Ini Puisi Karya Isbedy Stiawan ZS yang Memenangkan Lomba “Sail Puisi Cimanuk 2016”
TERASLAMPUNG.COM — Penyair Lampung Isbedy Stiawan ZS memenangkan Lomba “Sail Puisi Cimanuk 2016” yang digelar Dewan Kesenian Indramayu dan berhak atas hadiah uang sebesar Rp 4 juta. Lewat puisi berjudul “Cimanuk, Ketika Burung...

TERASLAMPUNG.COM — Penyair Lampung Isbedy Stiawan ZS memenangkan Lomba “Sail Puisi Cimanuk 2016” yang digelar Dewan Kesenian Indramayu dan berhak atas hadiah uang sebesar Rp 4 juta. Lewat puisi berjudul “Cimanuk, Ketika Burung-Burung Kini Telah Pergi”, penyair berjuluk Paus Sastra Lampung itu menyingkirkan 1.350-an penyair pesaingnya dari berbagai daerah di Indonesia.
Agung Nugroho, Ketua Panitia Lomba Menulis Puisi “Sail Puisi Cimanuk 2016”, mengatakan puisi karya Isbedy tersebut memenuhi hampir semua unsur puitik.
“Puisinya tidak hanya hanya merefleksikan sungai Cimanuk secara esensi, tetapi juga impresif dengan penguasaan idiom, teks, linguistik yang mumpuni. Kita sangat tersanjung, lomba ini diikuti dan akhirnya dimenangkan penyair yang telah memiliki nama di peta kepenyairan Nusantara maupun negeri serumpun Melayu,” kata Agung Nugroho, Rabu (12/10/2016).

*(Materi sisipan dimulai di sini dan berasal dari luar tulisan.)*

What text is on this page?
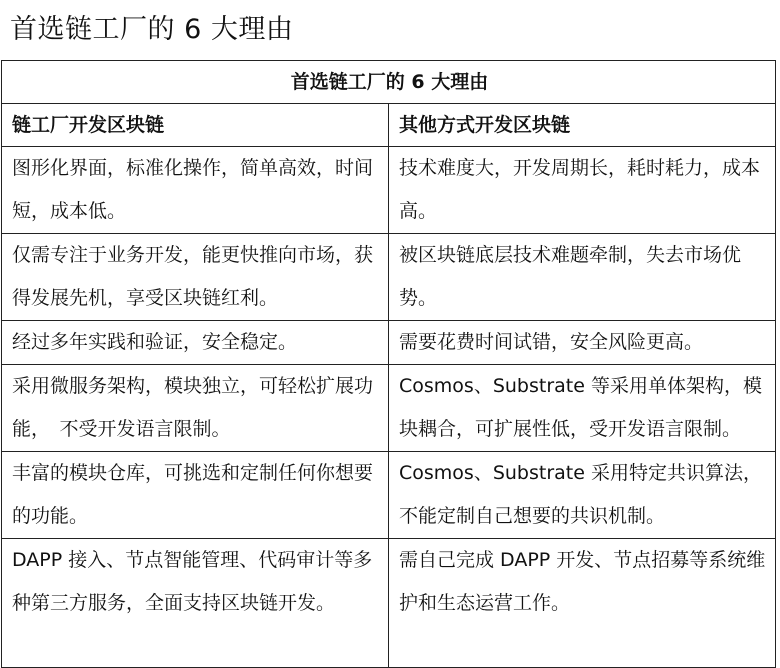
首选链工厂的 6 大理由
首选链工厂的 6 大理由	
链工厂开发区块链	其他方式开发区块链

图形化界面，标准化操作，简单高效，时间短，成本低。	技术难度大，开发周期长，耗时耗力，成本高。

仅需专注于业务开发，能更快推向市场，获得发展先机，享受区块链红利。	被区块链底层技术难题牵制，失去市场优势。

经过多年实践和验证，安全稳定。	需要花费时间试错，安全风险更高。

采用微服务架构，模块独立，可轻松扩展功能，　不受开发语言限制。	Cosmos、Substrate 等采用单体架构，模块耦合，可扩展性低，受开发语言限制。

丰富的模块仓库，可挑选和定制任何你想要的功能。	Cosmos、Substrate 采用特定共识算法，不能定制自己想要的共识机制。

DAPP 接入、节点智能管理、代码审计等多种第三方服务，全面支持区块链开发。	需自己完成 DAPP 开发、节点招募等系统维护和生态运营工作。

Selain karya Isbedy yang dinobatkan sebagai juara pertama, tim juri juga memilih lima karya puisi terbaik lainnya. Yakni: puisi terbaik kedua “Suluk Cimanuk” karya Irvan Mulyadie (Tasikmalaya), terbaik ketiga, “Cerita dari Ujung Canting” karya Hasta Indriyana (Cimahi),terbaik keempat “Fragmen Suluk Cimanuk” karya Alexander Robert Nainggolan (Tangerang, Banten), dam terbaik kelima, “Cimanuk : Siklus Air” karya Beni Setia (Madiun), dan terbaik keenam “Jalan Rindu Menuju Cimanuk” karya Made Edy Arudi (Singaraja).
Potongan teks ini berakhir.